SummaryBot @ 2025-08-15T15:41 (+2)

Executive summary: The author argues that only aggregationist moral theories—those that sum the value of each person’s well-being—truly respect the separateness of persons, because they require caring about each individual’s welfare independently, whereas anti-aggregationist views implicitly treat additional people’s suffering as morally irrelevant once a worst-off individual is identified.

Key points:

  1. Independent value requires independent desires: To genuinely value separate persons, one must have distinct, non-fungible desires for each person’s well-being; this leads naturally to aggregation, since satisfying more such desires is better.
  2. Anti-aggregationist psychology is morally stingy: By focusing only on the worst-off individual (e.g., via maximin), anti-aggregationists neglect the independent moral significance of others’ suffering or flourishing.
  3. Illustrative contrast: “Aggregating Amy” cares equally and separately about each person’s flourishing, whereas “Generic Jim” stops caring about others once someone worse-off is found—making Amy the more virtuous moral ideal.

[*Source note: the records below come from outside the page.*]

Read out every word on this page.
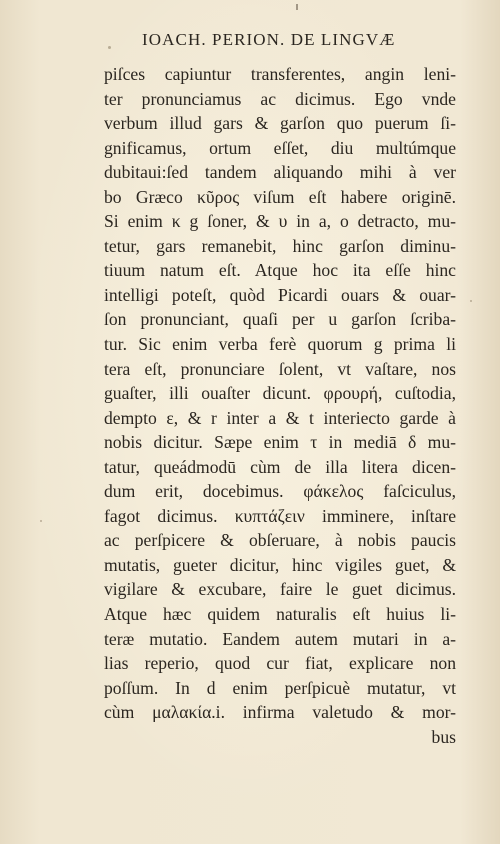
IOACH. PERION. DE LINGVÆ
piſces capiuntur transferentes, angin leni-
ter pronunciamus ac dicimus. Ego vnde
verbum illud gars & garſon quo puerum ſi-
gnificamus, ortum eſſet, diu multúmque
dubitaui:ſed tandem aliquando mihi à ver
bo Græco κῦρος viſum eſt habere originē.
Si enim κ g ſoner, & υ in a, ο detracto, mu-
tetur, gars remanebit, hinc garſon diminu-
tiuum natum eſt. Atque hoc ita eſſe hinc
intelligi poteſt, quòd Picardi ouars & ouar-
ſon pronunciant, quaſi per u garſon ſcriba-
tur. Sic enim verba ferè quorum g prima li
tera eſt, pronunciare ſolent, vt vaſtare, nos
guaſter, illi ouaſter dicunt. φρουρή, cuſtodia,
dempto ε, & r inter a & t interiecto garde à
nobis dicitur. Sæpe enim τ in mediā δ mu-
tatur, queádmodū cùm de illa litera dicen-
dum erit, docebimus. φάκελος faſciculus,
fagot dicimus. κυπτάζειν imminere, inſtare
ac perſpicere & obſeruare, à nobis paucis
mutatis, gueter dicitur, hinc vigiles guet, &
vigilare & excubare, faire le guet dicimus.
Atque hæc quidem naturalis eſt huius li-
teræ mutatio. Eandem autem mutari in a-
lias reperio, quod cur fiat, explicare non
poſſum. In d enim perſpicuè mutatur, vt
cùm μαλακία.i. infirma valetudo & mor-
bus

  4. Misuse of ‘separateness of persons’: Philosophers often use the phrase to defend principles like “large harms to one outweigh many small harms” or “interpersonal trade-offs are harder,” but the author claims the more important and literal sense is valuing each person independently.

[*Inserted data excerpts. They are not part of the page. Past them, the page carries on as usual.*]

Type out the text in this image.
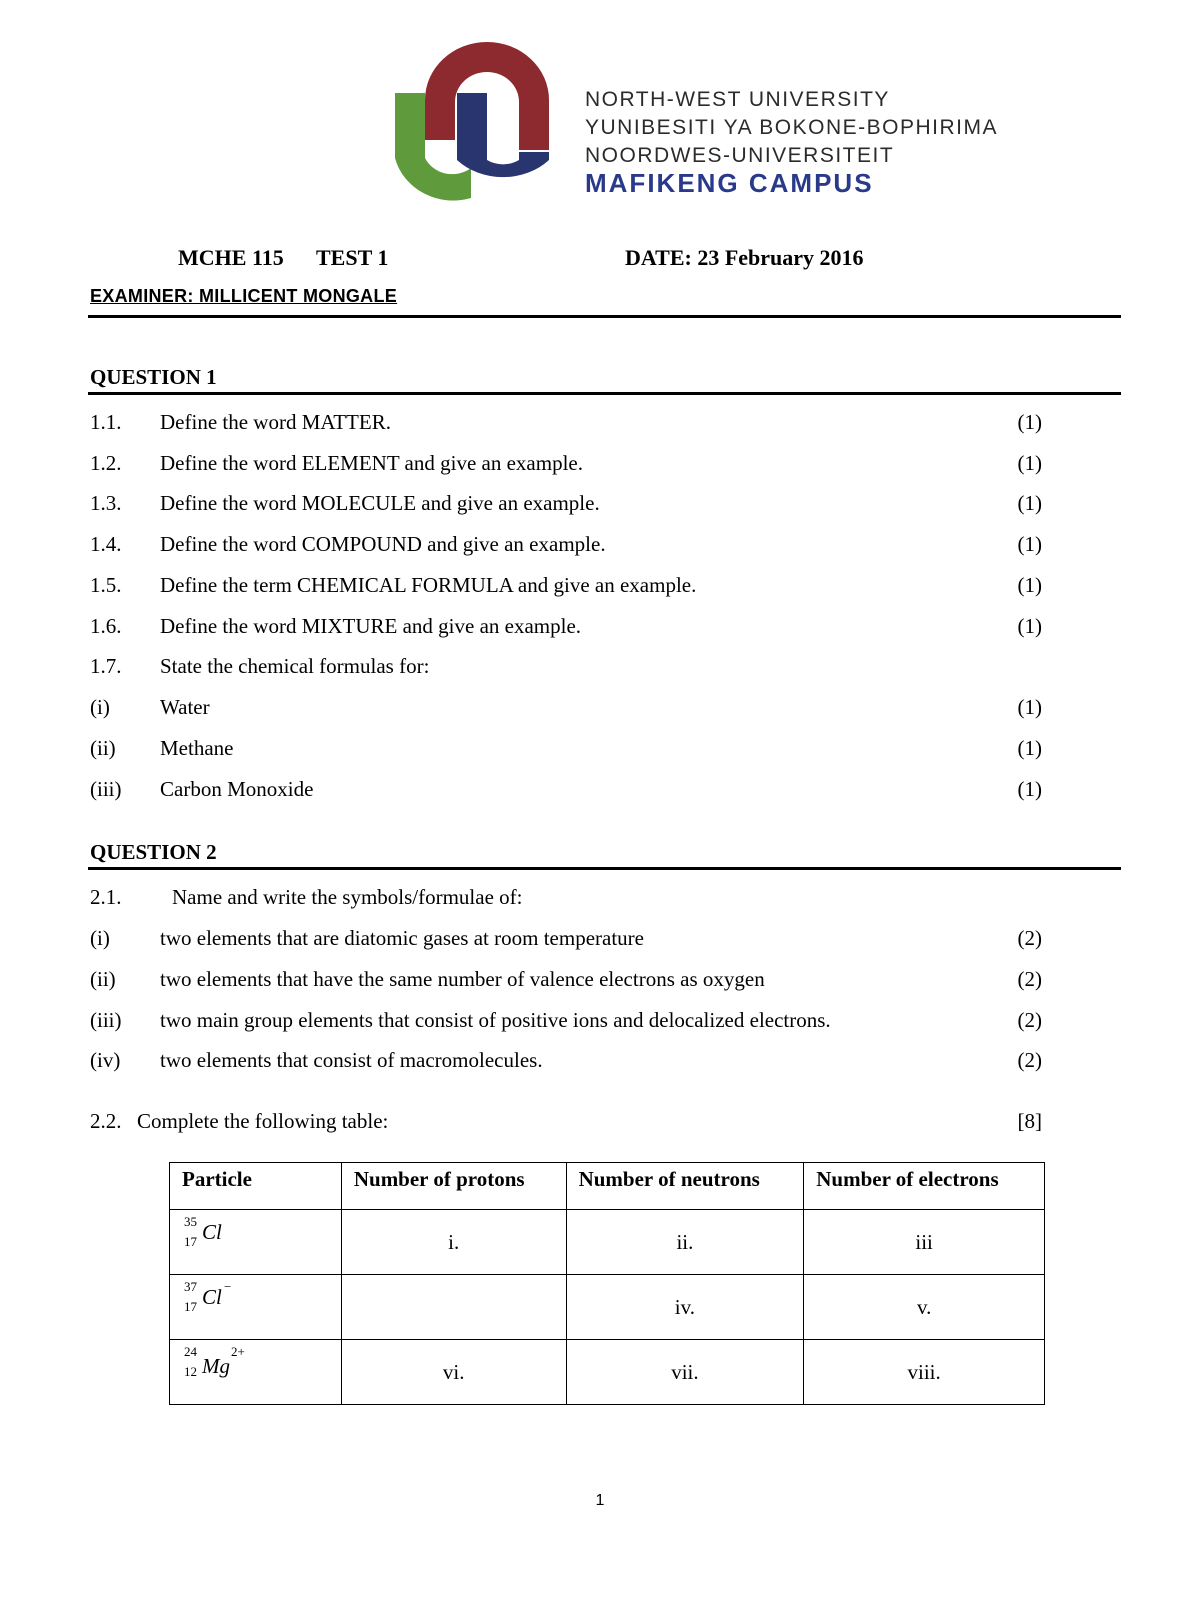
NORTH-WEST UNIVERSITY
YUNIBESITI YA BOKONE-BOPHIRIMA
NOORDWES-UNIVERSITEIT
MAFIKENG CAMPUS
MCHE 115 TEST 1	DATE: 23 February 2016
EXAMINER: MILLICENT MONGALE
QUESTION 1
1.1. Define the word MATTER.	(1)
1.2. Define the word ELEMENT and give an example.	(1)
1.3. Define the word MOLECULE and give an example.	(1)
1.4. Define the word COMPOUND and give an example.	(1)
1.5. Define the term CHEMICAL FORMULA and give an example.	(1)
1.6. Define the word MIXTURE and give an example.	(1)
1.7. State the chemical formulas for:
(i) Water	(1)
(ii) Methane	(1)
(iii) Carbon Monoxide	(1)
QUESTION 2
2.1. Name and write the symbols/formulae of:
(i) two elements that are diatomic gases at room temperature	(2)
(ii) two elements that have the same number of valence electrons as oxygen	(2)
(iii) two main group elements that consist of positive ions and delocalized electrons.	(2)
(iv) two elements that consist of macromolecules.	(2)
2.2. Complete the following table:	[8]
Particle	Number of protons	Number of neutrons	Number of electrons

35
17 Cl	i.	ii.	iii

37
17 Cl −		iv.	v.

24
12 Mg
2+	vi.	vii.	viii.
1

  5. Utilitarianism accommodates true separateness: Properly framed, utilitarianism values individuals first and the aggregate second—caring about the total only because each person’s welfare counts in its own right.
  6. Conventional wisdom reversal: Contrary to common deontological critiques, it is anti-aggregationists—not aggregationists—who fail to respect the separate value of distinct persons.